Каждый день она перед полуднем хаживала навестить скорбную Дуню и брала с собой обеих маленьких девочек. День был ясный, и она, потихоньку пробираясь в тени по другой стороне улицы, поверсталась с гостиницей, где жили Смолокуровы. По улице взад и вперед тянутся нескончаемые обозы, по сторонам их мчатся кареты, коляски, дрожки, толпится и теснится народ; все шумят, гамят, суетятся, мечутся во все стороны, всюду сумятица и толкотня; у непривычного человека как раз голова кругом пойдет на такой сутолоке. Взяв за руки девочек, Аграфена Петровна стала переходить кипевшую народом улицу и уж дошла было до подъезда гостиницы, как вдруг с шумом, с громом налетела чья-то запряженная парой борзых коней коляска.

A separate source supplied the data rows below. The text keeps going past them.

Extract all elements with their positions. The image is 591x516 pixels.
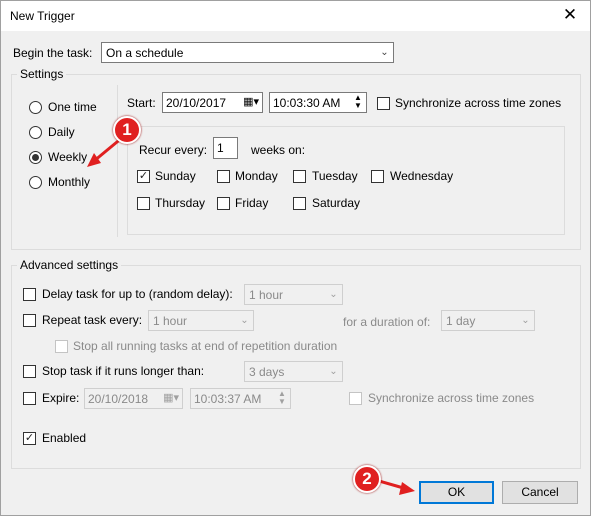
friday-checkbox[interactable] bbox=[217, 197, 230, 210]
stop-running-tasks-label: Stop all running tasks at end of repetit… bbox=[73, 339, 338, 353]
start-date-value: 20/10/2017 bbox=[166, 96, 227, 110]
monday-checkbox[interactable] bbox=[217, 170, 230, 183]
sunday-checkbox[interactable]: ✓ bbox=[137, 170, 150, 183]
delay-task-checkbox[interactable] bbox=[23, 288, 36, 301]
start-time-input[interactable]: 10:03:30 AM ▲ ▼ bbox=[269, 92, 367, 113]
duration-value: 1 day bbox=[446, 314, 476, 328]
recur-every-value: 1 bbox=[217, 141, 224, 155]
chevron-down-icon: ⌄ bbox=[240, 315, 249, 326]
start-label: Start: bbox=[127, 96, 156, 110]
expire-sync-label: Synchronize across time zones bbox=[368, 391, 535, 405]
delay-dropdown[interactable]: 1 hour ⌄ bbox=[244, 284, 343, 305]
duration-dropdown[interactable]: 1 day ⌄ bbox=[441, 310, 535, 331]
duration-label: for a duration of: bbox=[343, 315, 431, 329]
recur-every-label: Recur every: bbox=[139, 143, 208, 157]
enabled-label: Enabled bbox=[42, 431, 87, 445]
thursday-label: Thursday bbox=[155, 196, 206, 210]
arrow-2-line bbox=[378, 479, 408, 491]
begin-task-label: Begin the task: bbox=[13, 46, 93, 60]
settings-legend: Settings bbox=[17, 67, 67, 81]
expire-checkbox[interactable] bbox=[23, 392, 36, 405]
annotation-badge-1: 1 bbox=[113, 116, 141, 144]
expire-sync-checkbox[interactable] bbox=[349, 392, 362, 405]
tuesday-checkbox[interactable] bbox=[293, 170, 306, 183]
tuesday-label: Tuesday bbox=[312, 169, 358, 183]
chevron-down-icon: ⌄ bbox=[329, 289, 338, 300]
expire-time-input[interactable]: 10:03:37 AM ▲ ▼ bbox=[190, 388, 291, 409]
expire-date-value: 20/10/2018 bbox=[88, 392, 149, 406]
advanced-settings-legend: Advanced settings bbox=[17, 258, 122, 272]
friday-label: Friday bbox=[235, 196, 269, 210]
sunday-label: Sunday bbox=[155, 169, 196, 183]
annotation-badge-2: 2 bbox=[353, 465, 381, 493]
close-icon[interactable]: ✕ bbox=[556, 4, 584, 28]
radio-monthly[interactable] bbox=[29, 176, 42, 189]
repeat-value: 1 hour bbox=[153, 314, 188, 328]
new-trigger-dialog: New Trigger ✕ Begin the task: On a sched… bbox=[0, 0, 591, 516]
radio-one-time[interactable] bbox=[29, 101, 42, 114]
recur-every-input[interactable]: 1 bbox=[213, 137, 238, 159]
window-title: New Trigger bbox=[10, 9, 75, 23]
radio-monthly-label: Monthly bbox=[48, 175, 91, 189]
calendar-icon[interactable]: ▦▾ bbox=[243, 95, 259, 108]
begin-task-value: On a schedule bbox=[106, 46, 184, 60]
expire-time-value: 10:03:37 AM bbox=[194, 392, 262, 406]
begin-task-dropdown[interactable]: On a schedule ⌄ bbox=[101, 42, 394, 63]
repeat-task-checkbox[interactable] bbox=[23, 314, 36, 327]
repeat-dropdown[interactable]: 1 hour ⌄ bbox=[148, 310, 254, 331]
wednesday-label: Wednesday bbox=[390, 169, 454, 183]
stop-task-longer-checkbox[interactable] bbox=[23, 365, 36, 378]
radio-daily[interactable] bbox=[29, 126, 42, 139]
stop-running-tasks-checkbox[interactable] bbox=[55, 340, 68, 353]
wednesday-checkbox[interactable] bbox=[371, 170, 384, 183]
chevron-down-icon: ⌄ bbox=[380, 47, 389, 58]
thursday-checkbox[interactable] bbox=[137, 197, 150, 210]
sync-time-zones-label: Synchronize across time zones bbox=[395, 96, 562, 110]
sync-time-zones-checkbox[interactable] bbox=[377, 97, 390, 110]
monday-label: Monday bbox=[235, 169, 278, 183]
radio-weekly-label: Weekly bbox=[48, 150, 88, 164]
time-spinner-icon[interactable]: ▲ ▼ bbox=[275, 390, 289, 407]
expire-date-picker[interactable]: 20/10/2018 ▦▾ bbox=[84, 388, 183, 409]
ok-button[interactable]: OK bbox=[419, 481, 494, 504]
start-time-value: 10:03:30 AM bbox=[273, 96, 341, 110]
enabled-checkbox[interactable]: ✓ bbox=[23, 432, 36, 445]
radio-daily-label: Daily bbox=[48, 125, 75, 139]
saturday-checkbox[interactable] bbox=[293, 197, 306, 210]
radio-one-time-label: One time bbox=[48, 100, 97, 114]
radio-selected-dot bbox=[32, 154, 39, 161]
stop-longer-value: 3 days bbox=[249, 365, 285, 379]
weeks-on-label: weeks on: bbox=[251, 143, 306, 157]
expire-label: Expire: bbox=[42, 391, 80, 405]
radio-weekly[interactable] bbox=[29, 151, 42, 164]
chevron-down-icon: ⌄ bbox=[329, 366, 338, 377]
repeat-task-label: Repeat task every: bbox=[42, 313, 143, 327]
start-date-picker[interactable]: 20/10/2017 ▦▾ bbox=[162, 92, 263, 113]
delay-task-label: Delay task for up to (random delay): bbox=[42, 287, 233, 301]
stop-task-longer-label: Stop task if it runs longer than: bbox=[42, 364, 205, 378]
title-bar: New Trigger ✕ bbox=[1, 1, 590, 31]
cancel-button[interactable]: Cancel bbox=[502, 481, 578, 504]
stop-longer-dropdown[interactable]: 3 days ⌄ bbox=[244, 361, 343, 382]
settings-divider bbox=[117, 85, 118, 237]
time-spinner-icon[interactable]: ▲ ▼ bbox=[351, 94, 365, 111]
calendar-icon[interactable]: ▦▾ bbox=[163, 391, 179, 404]
saturday-label: Saturday bbox=[312, 196, 361, 210]
chevron-down-icon: ⌄ bbox=[521, 315, 530, 326]
delay-value: 1 hour bbox=[249, 288, 284, 302]
arrow-2-head bbox=[399, 482, 415, 495]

Раздался детский крик, обмерла Аграфена Петровна… Меньшая девочка ее лежала на мостовой у колес подъехавшей коляски. Сшибло ль ее, сама ли упала с испугу — бог ее знает… Ястребом ринулась мать, но ребенок был уж на руках черной женщины. В глазах помутилось у Аграфены Петровны, зелень пошла… Едва устояла она на ногах.
— Успокойтесь, не тревожьтесь, — ласково и тихо говорила добрая женщина. — Девочка ничем невредима… Один испуг. В самом деле, ребенок поплатился только смятым платьем да растрепанными волосами, но с испугу дрожал, бился и трепетал всем тельцем, ровно голубок, попавший в силки. Девочка не могла идти, а мать не в силах была поднять ее.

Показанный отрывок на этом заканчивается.